Models have parameters, which are configurable variables that allow the model to take different forms. When we fit a model to data, what we actually do is change the parameters such that the model’s form best explains the data. Parameters are different than the model’s inputs, which are the values used to train and evaluate the model. Inputs are also frequently called features. In the example above in which we fit a 4th degree polynomial to a set of points using numpy.polyfit, the values \(c_0\), \(c_1\), \(c_2\), \(c_3\), and \(c_4\) are the parameters of the model, which we fit from the examples of (x,y) points. Those points make up the model’s inputs (x) and outputs (y), which are also sometimes called targets. Given a different set of points, the numpy.polyfit function would have returned a different set of model parameters that would represent a different form of the model (a polynomial with a different shape).

Models with more parameters are generally more complex and thus more able to model a wider variety of data. For example, the model \(f(x; m) = m \, x\), where \(x\) is the model’s input and \(m\) is a single parameter, is able to accurately model a lot more kinds of data (any line that goes through the origin) than the simpler model \(g(x; m) = m\), which can model only horizontal lines.

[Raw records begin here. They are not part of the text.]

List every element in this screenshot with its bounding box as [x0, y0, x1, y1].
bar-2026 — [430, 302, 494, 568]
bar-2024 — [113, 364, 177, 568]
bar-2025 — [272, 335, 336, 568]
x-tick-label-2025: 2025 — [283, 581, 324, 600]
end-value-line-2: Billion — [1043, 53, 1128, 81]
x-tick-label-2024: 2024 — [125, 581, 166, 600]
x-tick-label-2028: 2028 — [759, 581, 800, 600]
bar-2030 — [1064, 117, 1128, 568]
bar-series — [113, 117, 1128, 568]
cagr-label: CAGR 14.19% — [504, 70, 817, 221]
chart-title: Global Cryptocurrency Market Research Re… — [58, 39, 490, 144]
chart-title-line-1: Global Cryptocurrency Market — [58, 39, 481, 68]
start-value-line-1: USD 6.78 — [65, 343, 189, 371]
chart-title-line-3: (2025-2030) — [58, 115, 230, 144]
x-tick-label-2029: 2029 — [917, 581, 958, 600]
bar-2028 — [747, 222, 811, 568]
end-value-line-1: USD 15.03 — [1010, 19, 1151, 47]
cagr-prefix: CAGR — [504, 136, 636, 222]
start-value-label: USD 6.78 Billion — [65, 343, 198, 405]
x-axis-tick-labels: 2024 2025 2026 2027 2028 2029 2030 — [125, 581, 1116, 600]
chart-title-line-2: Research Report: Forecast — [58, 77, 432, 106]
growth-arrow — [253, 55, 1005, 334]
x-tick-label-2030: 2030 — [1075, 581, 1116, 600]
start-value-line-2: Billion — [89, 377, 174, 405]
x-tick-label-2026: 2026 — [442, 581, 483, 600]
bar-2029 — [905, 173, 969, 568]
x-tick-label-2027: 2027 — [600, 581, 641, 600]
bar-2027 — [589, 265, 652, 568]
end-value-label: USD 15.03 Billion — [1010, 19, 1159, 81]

Additionally, models have hyperparameters. A hyperparameter is a value that does not appear in the formal model but that was used in its training. For example, some models are trained by viewing the training samples in a sequence and updating the model parameters after each sample. For such a model, the order in which the samples are shown to the model is a hyperparameter. It may have an effect on the final model parameters, but it isn’t part of the model itself. As we go through the methods in this section, we will discuss the hyperparameters involved in training them alongside the details of the methods themselves. When a method has many hyperparameters, it can be important to use additional layers of cross validation, which we will discuss in Lesson 3.

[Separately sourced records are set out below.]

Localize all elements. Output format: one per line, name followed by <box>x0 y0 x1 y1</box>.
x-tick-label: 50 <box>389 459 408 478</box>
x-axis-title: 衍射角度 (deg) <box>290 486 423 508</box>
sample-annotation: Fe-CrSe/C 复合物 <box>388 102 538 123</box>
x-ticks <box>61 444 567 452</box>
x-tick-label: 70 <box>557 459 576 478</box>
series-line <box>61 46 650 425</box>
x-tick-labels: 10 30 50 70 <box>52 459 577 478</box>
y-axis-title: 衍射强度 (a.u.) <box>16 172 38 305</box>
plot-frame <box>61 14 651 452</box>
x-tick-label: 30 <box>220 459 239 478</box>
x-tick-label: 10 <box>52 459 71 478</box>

The Bias / Variance Tradeoff#

In this section, we consider a variety of supervised learning models, each of which has a set of internal parameters. The models are each trained using a dataset containing examples of model inputs paired with correct outputs, both of which can contain noise. When we train a model, the noise inherent in the dataset contributes to the irreducible error: noise that cannot be explained because it is inherently noise and not signal. If we train a model using any particular dataset, which in the real world will always contain noise, how well the model performs will in part depend on the model’s complexity. If the model is very simple, then, after training, it is more likely to exhibit bias, meaning that it adheres to its assumptions rather than the data on which it was trained. Such a model is underfit. On the other hand, a complex model is likely to exhibit variance, which has a slightly different meaning in this context than that of “the variance of a dataset”. In this context, the variance refers to a complex model’s ability to fit data so well that it even fits the noise. Such a model is overfit. In our earlier example, the 4th degree polynomial perfectly fit the noise in the measurements and thus was exhibiting high variance.

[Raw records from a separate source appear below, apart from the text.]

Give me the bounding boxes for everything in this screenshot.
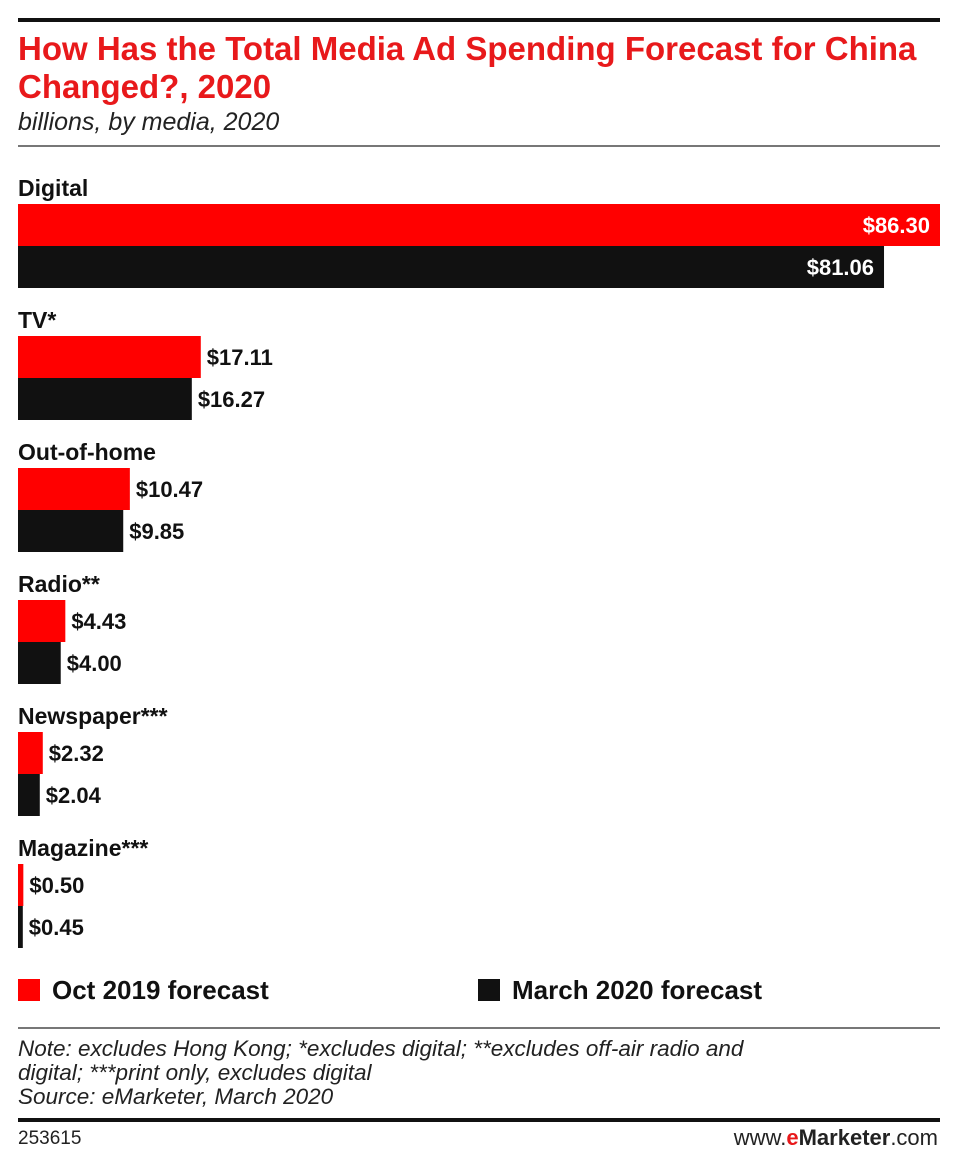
legend-item-oct-2019: Oct 2019 forecast — [18, 975, 269, 1006]
category-label-out-of-home: Out-of-home — [18, 439, 156, 465]
value-label-magazine-march-2020: $0.45 — [29, 915, 84, 940]
bar-out-of-home-oct-2019 — [18, 468, 130, 510]
source-line: Source: eMarketer, March 2020 — [18, 1084, 334, 1109]
bar-radio-oct-2019 — [18, 600, 66, 642]
value-label-tv-march-2020: $16.27 — [198, 387, 265, 412]
bar-newspaper-oct-2019 — [18, 732, 43, 774]
category-label-magazine: Magazine*** — [18, 835, 148, 861]
bar-tv-oct-2019 — [18, 336, 201, 378]
category-label-radio: Radio** — [18, 571, 100, 597]
footer-rule — [18, 1118, 940, 1122]
bar-radio-march-2020 — [18, 642, 61, 684]
bar-magazine-march-2020 — [18, 906, 23, 948]
chart-note: Note: excludes Hong Kong; *excludes digi… — [18, 1037, 938, 1109]
brand-e: e — [786, 1125, 799, 1150]
legend-swatch-oct-2019 — [18, 979, 40, 1001]
brand-suffix: .com — [890, 1125, 938, 1150]
bar-magazine-oct-2019 — [18, 864, 24, 906]
note-rule — [18, 1027, 940, 1029]
value-label-tv-oct-2019: $17.11 — [207, 345, 273, 370]
chart-id: 253615 — [18, 1128, 82, 1149]
value-label-newspaper-march-2020: $2.04 — [46, 783, 102, 808]
category-label-newspaper: Newspaper*** — [18, 703, 168, 729]
bar-digital-march-2020 — [18, 246, 885, 288]
value-label-radio-march-2020: $4.00 — [67, 651, 122, 676]
bar-digital-oct-2019 — [18, 204, 940, 246]
bar-newspaper-march-2020 — [18, 774, 40, 816]
bar-tv-march-2020 — [18, 378, 192, 420]
value-label-newspaper-oct-2019: $2.32 — [49, 741, 104, 766]
chart-title: How Has the Total Media Ad Spending Fore… — [18, 30, 917, 105]
note-line-1: Note: excludes Hong Kong; *excludes digi… — [18, 1036, 744, 1061]
value-label-radio-oct-2019: $4.43 — [71, 609, 126, 634]
chart-subtitle: billions, by media, 2020 — [18, 108, 280, 136]
header-rule — [18, 145, 940, 147]
note-line-2: digital; ***print only, excludes digital — [18, 1060, 372, 1085]
category-label-tv: TV* — [18, 307, 56, 333]
bar-out-of-home-march-2020 — [18, 510, 124, 552]
value-label-out-of-home-march-2020: $9.85 — [129, 519, 184, 544]
brand-prefix: www. — [733, 1125, 787, 1150]
legend-item-march-2020: March 2020 forecast — [478, 975, 762, 1006]
value-label-magazine-oct-2019: $0.50 — [29, 873, 84, 898]
category-label-digital: Digital — [18, 175, 88, 201]
legend-swatch-march-2020 — [478, 979, 500, 1001]
value-label-digital-march-2020: $81.06 — [807, 255, 874, 280]
bar-chart: Digital $86.30 $81.06 TV* $17.11 $16.27 Out-of… — [18, 175, 940, 948]
emarketer-logo: www.eMarketer.com — [734, 1125, 938, 1151]
legend-label-march-2020: March 2020 forecast — [512, 975, 763, 1005]
brand-name: Marketer — [798, 1125, 891, 1150]
top-rule — [18, 18, 940, 22]
legend-label-oct-2019: Oct 2019 forecast — [52, 975, 269, 1005]
value-label-digital-oct-2019: $86.30 — [863, 213, 930, 238]
value-label-out-of-home-oct-2019: $10.47 — [136, 477, 203, 502]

In general, there is a tradeoff between the bias of a model and its variance. For a given dataset, a very simple model like the model \(f(x; m) = m\) we saw earlier will exhibit bias. If we make the model slightly more complex, such as \(h(x; m, b) = m \, x + b\), and fit that model to the same dataset, the model becomes slightly more likely to exhibit variance. If the dataset actually measured a constant value with respect to \(x\), just with some noise in each measurement (i.e., the model \(f\) is closer to the truth in this case), then it is likely that the model \(h\) will find a small non-zero parameter for \(m\) due to noise.

The more complex the model, the mode likely it is to exhibit variance, but the appropriate model complexity is different for every problem and often must be determined experimentally by fitting several models of different complexity. In such cases, starting with the simplest plausible model and progressively testing more complex models using cross validation is a good general approach.